Tehrik-e-Taliban Pakistan spokesman Shahidullah Shahid said Malala was targeted because she was used in propaganda against the militants.
The Taliban would target her again if given the chance, just as it would target anyone who opposes the group, Shahid told CNN.
"She accepted that she attacked Islam so we tried to kill her, and if we get another chance we will definitely kill her and that will make us feel proud," he was quoted as saying by Sky News.
"Islam prohibits killing women...except those that support the infidels in their war against our religion."
Malala, 16, miraculously survived when she was shot in the head during an assassination attempt by Taliban fighters in the Swat Valley of northwest Pakistan in October last year.
She and her family moved to Britain, where she underwent several surgeries to repair her skull. She has since become a global ambassador for the right of all children to go to school.
The teenager is now considered a frontrunner for the Nobel Peace prize, which will be awarded on Friday.
The Taliban said it would target anyone who opposes the group but denied Malala was targeted for promoting education for girls in Pakistan's restive northwest.
In an interview with the BBC, Malala dismissed threats to her life and repeated her desire to return to Pakistan from UK. She said dialogue with militants is the only way forward for peace but contended that the Taliban were "misusing the name of Islam".

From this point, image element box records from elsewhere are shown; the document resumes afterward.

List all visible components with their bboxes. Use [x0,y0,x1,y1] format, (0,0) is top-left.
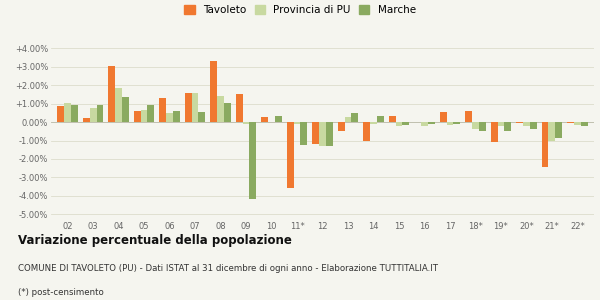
Bar [352,113,358,122]
Bar [454,122,460,124]
Bar [530,122,537,128]
Bar [338,122,344,131]
Bar [395,122,403,126]
Bar [440,112,446,122]
Bar [108,66,115,122]
Bar [210,61,217,122]
Bar [377,116,384,122]
Legend: Tavoleto, Provincia di PU, Marche: Tavoleto, Provincia di PU, Marche [180,1,420,20]
Bar [542,122,548,167]
Bar [301,122,307,145]
Bar [428,122,435,124]
Bar [191,92,199,122]
Bar [287,122,293,188]
Text: COMUNE DI TAVOLETO (PU) - Dati ISTAT al 31 dicembre di ogni anno - Elaborazione : COMUNE DI TAVOLETO (PU) - Dati ISTAT al … [18,264,438,273]
Bar [567,122,574,123]
Bar [581,122,588,126]
Bar [479,122,486,131]
Bar [89,108,97,122]
Bar [446,122,454,125]
Bar [261,116,268,122]
Bar [250,122,256,199]
Bar [159,98,166,122]
Bar [491,122,497,142]
Bar [217,96,224,122]
Bar [122,97,129,122]
Text: (*) post-censimento: (*) post-censimento [18,288,104,297]
Bar [312,122,319,144]
Bar [199,112,205,122]
Bar [97,104,103,122]
Bar [370,122,377,124]
Bar [548,122,556,140]
Bar [83,118,89,122]
Bar [556,122,562,138]
Bar [224,103,231,122]
Bar [148,104,154,122]
Bar [71,104,78,122]
Bar [497,122,505,126]
Bar [275,116,282,122]
Bar [403,122,409,125]
Bar [185,92,191,122]
Bar [293,122,301,124]
Bar [242,122,250,124]
Text: Variazione percentuale della popolazione: Variazione percentuale della popolazione [18,234,292,247]
Bar [115,88,122,122]
Bar [64,103,71,122]
Bar [472,122,479,128]
Bar [505,122,511,131]
Bar [465,111,472,122]
Bar [574,122,581,125]
Bar [140,110,148,122]
Bar [344,118,352,122]
Bar [166,113,173,122]
Bar [57,106,64,122]
Bar [516,122,523,123]
Bar [389,116,395,122]
Bar [326,122,333,146]
Bar [421,122,428,126]
Bar [236,94,242,122]
Bar [319,122,326,146]
Bar [363,122,370,142]
Bar [173,111,180,122]
Bar [134,111,140,122]
Bar [523,122,530,126]
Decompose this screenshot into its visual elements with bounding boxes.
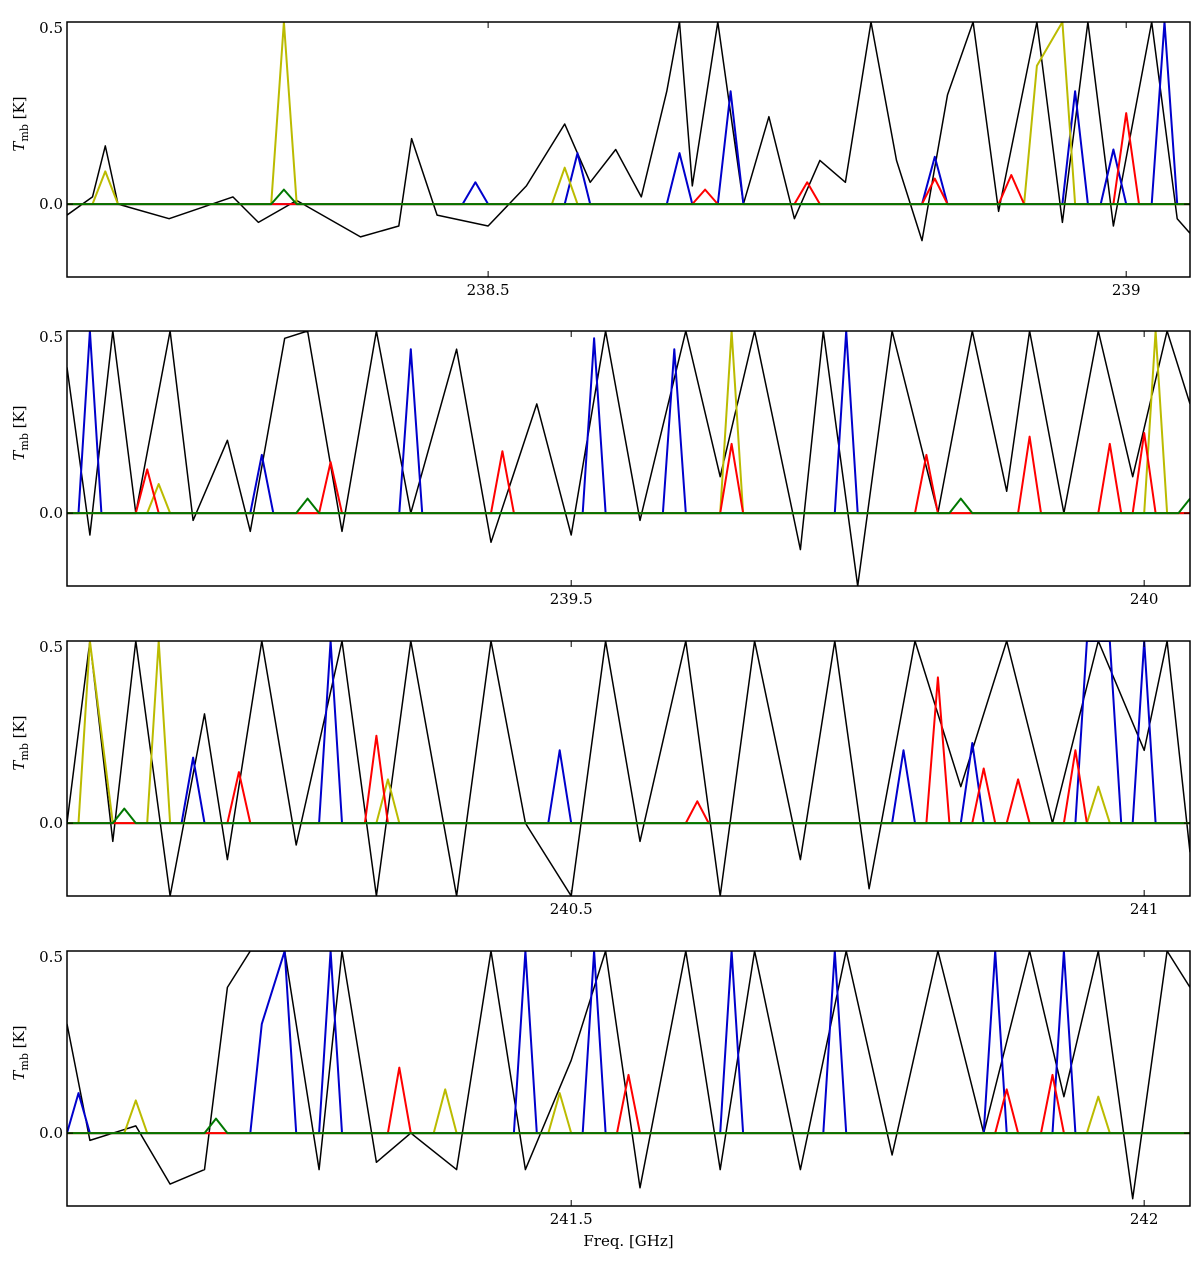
y-tick-label: 0.0 bbox=[39, 195, 63, 213]
panel-1: 0.0 0.5 238.5 239 Tmb [K] bbox=[10, 19, 1191, 299]
y-tick-label: 0.0 bbox=[39, 814, 63, 832]
plot-area bbox=[67, 951, 1190, 1200]
x-tick-label: 240 bbox=[1130, 590, 1159, 608]
x-tick-label: 241 bbox=[1130, 900, 1159, 918]
series-line-5 bbox=[67, 497, 1190, 515]
y-tick-label: 0.5 bbox=[39, 19, 63, 37]
x-tick-label: 242 bbox=[1130, 1210, 1159, 1228]
y-tick-label: 0.5 bbox=[39, 328, 63, 346]
series-line-3 bbox=[67, 22, 1190, 206]
y-axis-label: Tmb [K] bbox=[10, 405, 31, 460]
y-axis-label: Tmb [K] bbox=[10, 1025, 31, 1080]
plot-frame bbox=[66, 640, 1191, 897]
x-axis-label: Freq. [GHz] bbox=[583, 1232, 673, 1250]
series-line-4 bbox=[67, 1066, 1190, 1135]
series-line-5 bbox=[67, 807, 1190, 825]
y-tick-label: 0.0 bbox=[39, 504, 63, 522]
plot-area bbox=[67, 22, 1190, 242]
series-line-1 bbox=[67, 951, 1190, 1200]
series-line-1 bbox=[67, 331, 1190, 586]
x-tick-label: 240.5 bbox=[550, 900, 593, 918]
series-line-5 bbox=[67, 188, 1190, 206]
plot-area bbox=[67, 641, 1190, 896]
plot-frame bbox=[66, 21, 1191, 278]
x-tick-label: 239 bbox=[1112, 281, 1141, 299]
y-tick-label: 0.5 bbox=[39, 948, 63, 966]
plot-frame bbox=[66, 950, 1191, 1207]
panel-3: 0.0 0.5 240.5 241 Tmb [K] bbox=[10, 638, 1191, 918]
plot-area bbox=[67, 331, 1190, 586]
series-line-3 bbox=[67, 331, 1190, 515]
x-tick-label: 241.5 bbox=[550, 1210, 593, 1228]
series-line-2 bbox=[67, 951, 1190, 1135]
series-line-5 bbox=[67, 1117, 1190, 1135]
y-axis-label: Tmb [K] bbox=[10, 96, 31, 151]
plot-frame bbox=[66, 330, 1191, 587]
series-line-2 bbox=[67, 22, 1190, 206]
y-tick-label: 0.0 bbox=[39, 1124, 63, 1142]
y-tick-label: 0.5 bbox=[39, 638, 63, 656]
series-line-1 bbox=[67, 641, 1190, 896]
panel-4: 0.0 0.5 241.5 242 Tmb [K] Freq. [GHz] bbox=[10, 948, 1191, 1250]
y-axis-label: Tmb [K] bbox=[10, 715, 31, 770]
x-tick-label: 238.5 bbox=[467, 281, 510, 299]
panel-2: 0.0 0.5 239.5 240 Tmb [K] bbox=[10, 328, 1191, 608]
series-line-4 bbox=[67, 112, 1190, 206]
x-tick-label: 239.5 bbox=[550, 590, 593, 608]
series-line-1 bbox=[67, 22, 1190, 242]
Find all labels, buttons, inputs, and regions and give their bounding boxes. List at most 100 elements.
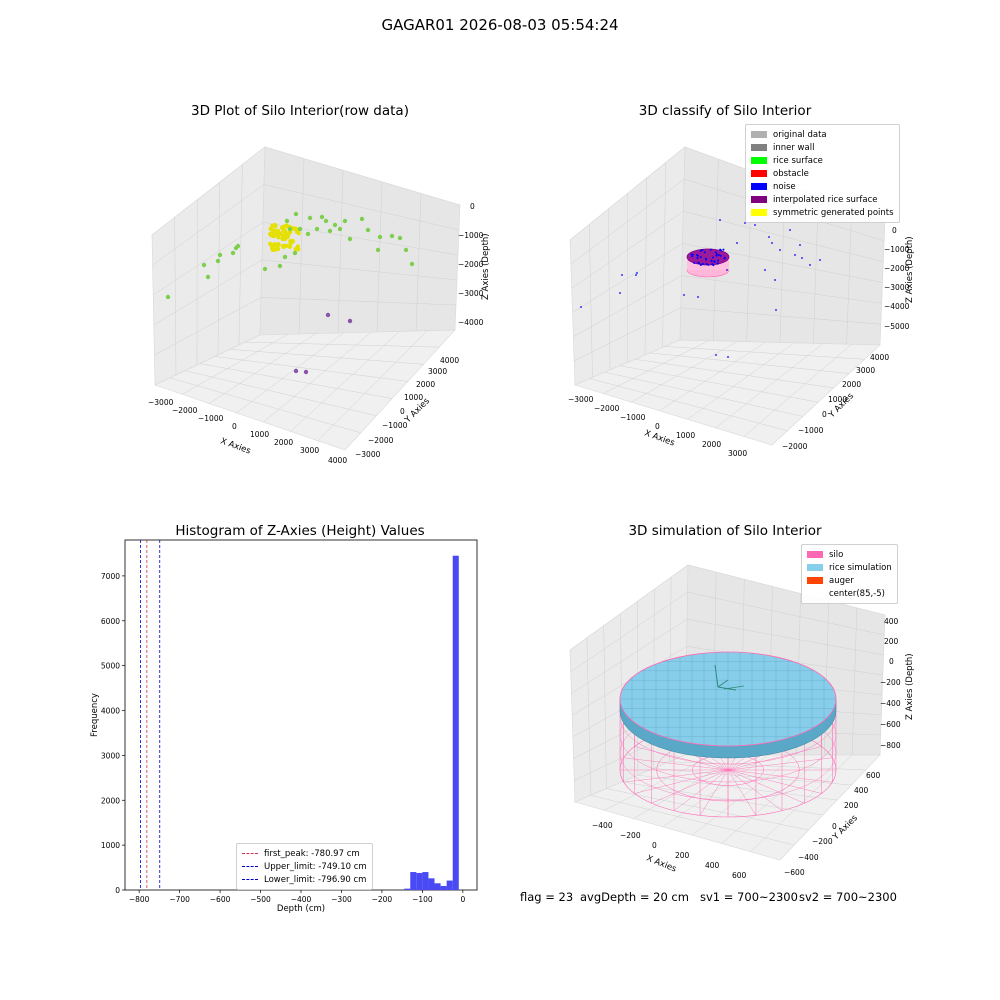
data-point	[274, 230, 280, 235]
data-point	[293, 211, 299, 217]
grid-line	[236, 332, 344, 414]
plot2-ytick: −1000	[798, 426, 824, 435]
plot2-ztick: −1000	[884, 245, 910, 254]
plot3-y-ticks: 0 1000 2000 3000 4000 5000 6000 7000	[101, 572, 125, 895]
plot3-histogram: −800 −700 −600 −500 −400 −300 −200 −100 0 0 1000 2…	[90, 539, 478, 914]
grid-line	[298, 158, 305, 335]
plot2-ytick: 4000	[870, 353, 889, 362]
noise-point	[704, 257, 707, 260]
histogram-xtick-label: −800	[129, 895, 150, 904]
grid-line	[238, 164, 243, 346]
legend-label: rice simulation	[829, 562, 892, 573]
legend-label: auger	[829, 575, 854, 586]
grid-line	[721, 754, 825, 844]
noise-point	[779, 249, 781, 251]
noise-point	[712, 256, 715, 259]
noise-point	[713, 260, 716, 263]
legend-swatch	[751, 131, 767, 138]
data-point	[276, 235, 281, 240]
plot1-xtick: 1000	[250, 430, 269, 439]
plot2-xtick: 0	[655, 422, 660, 431]
figure-suptitle: GAGAR01 2026-08-03 05:54:24	[381, 16, 619, 34]
legend-item-lower-limit: Lower_limit: -796.90 cm	[242, 873, 367, 886]
plot2-xtick: −1000	[620, 413, 646, 422]
grid-line	[571, 619, 688, 694]
data-point	[325, 312, 331, 318]
plot4-xtick: 200	[675, 851, 690, 860]
plot2-xtick: −2000	[594, 404, 620, 413]
noise-point	[719, 254, 722, 257]
grid-line	[154, 297, 262, 356]
plot2-ytick: 1000	[828, 395, 847, 404]
noise-point	[693, 262, 696, 265]
plot1-title: 3D Plot of Silo Interior(row data)	[191, 103, 409, 119]
grid-line	[664, 346, 865, 360]
plot4-ytick: −600	[784, 868, 805, 877]
grid-line	[153, 259, 263, 326]
noise-point	[717, 259, 720, 262]
data-point	[365, 227, 371, 233]
legend-label: noise	[773, 181, 796, 192]
silo-spoke	[727, 769, 757, 816]
grid-line	[574, 307, 681, 362]
grid-line	[153, 221, 264, 296]
grid-line	[337, 170, 344, 334]
legend-label: obstacle	[773, 168, 809, 179]
grid-line	[662, 754, 769, 828]
data-point	[377, 234, 383, 240]
grid-line	[590, 795, 795, 846]
grid-line	[261, 259, 458, 281]
legend-swatch	[807, 590, 823, 597]
grid-line	[244, 341, 440, 348]
plot1-ytick: 3000	[428, 367, 447, 376]
grid-line	[669, 761, 866, 771]
data-point	[297, 226, 303, 232]
data-point	[359, 216, 365, 222]
plot3-frame	[124, 539, 478, 891]
silo-spoke	[727, 769, 805, 804]
grid-line	[619, 365, 819, 403]
silo-spoke	[727, 746, 822, 771]
noise-point	[705, 263, 708, 266]
footer-sv2: sv2 = 700~2300	[799, 890, 897, 904]
data-point	[347, 318, 353, 324]
data-point	[215, 258, 221, 264]
grid-line	[649, 352, 850, 374]
plot4-ztick: −600	[880, 720, 901, 729]
plot4-ytick: 200	[844, 801, 859, 810]
noise-point	[715, 354, 717, 356]
noise-point	[726, 269, 728, 271]
data-point	[375, 247, 381, 253]
data-point	[283, 243, 289, 248]
plot1-x-ticks: −3000 −2000 −1000 0 1000 2000 3000 4000	[148, 398, 347, 465]
legend-item-auger: auger	[807, 574, 892, 587]
noise-point	[683, 294, 685, 296]
silo-spoke	[699, 769, 729, 816]
data-point	[272, 222, 278, 228]
legend-label: Lower_limit: -796.90 cm	[264, 874, 367, 885]
data-point	[307, 215, 313, 221]
plot1-gridlines	[152, 158, 460, 441]
data-point	[293, 368, 299, 374]
histogram-xtick-label: −700	[169, 895, 190, 904]
plot2-title: 3D classify of Silo Interior	[638, 103, 812, 119]
plot1-y-ticks: −3000 −2000 −1000 0 1000 2000 3000 4000	[355, 356, 459, 459]
grid-line	[317, 330, 428, 441]
plot2-xtick: 3000	[728, 449, 747, 458]
noise-point	[754, 224, 756, 226]
grid-line	[603, 625, 607, 789]
noise-point	[621, 274, 623, 276]
plot4-ytick: −200	[812, 837, 833, 846]
plot4-ztick: −200	[880, 678, 901, 687]
noise-point	[715, 254, 718, 257]
data-point	[332, 222, 338, 228]
histogram-bar	[410, 872, 417, 890]
plot4-ztick: 400	[884, 617, 899, 626]
histogram-xtick-label: 0	[460, 895, 465, 904]
data-point	[289, 240, 294, 245]
data-point	[284, 218, 290, 224]
legend-label: first_peak: -780.97 cm	[264, 848, 360, 859]
legend-label: inner wall	[773, 142, 815, 153]
grid-line	[214, 356, 408, 382]
noise-point	[768, 236, 770, 238]
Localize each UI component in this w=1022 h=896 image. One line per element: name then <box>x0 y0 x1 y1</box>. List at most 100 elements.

She first rose to prominence during the Taliban's 2007-09 rule in Swat Valley with a blog for the BBC Urdu service that chronicled the rigours of daily life under the militants.
"I will be a politician in my future. I want to change the future of my country and I want to make education compulsory," she told BBC in the recent interview.
"I hope that a day will come (when) the people of Pakistan will be free, they will have their rights, there will be peace and every girl and every boy will be going to school," she had said.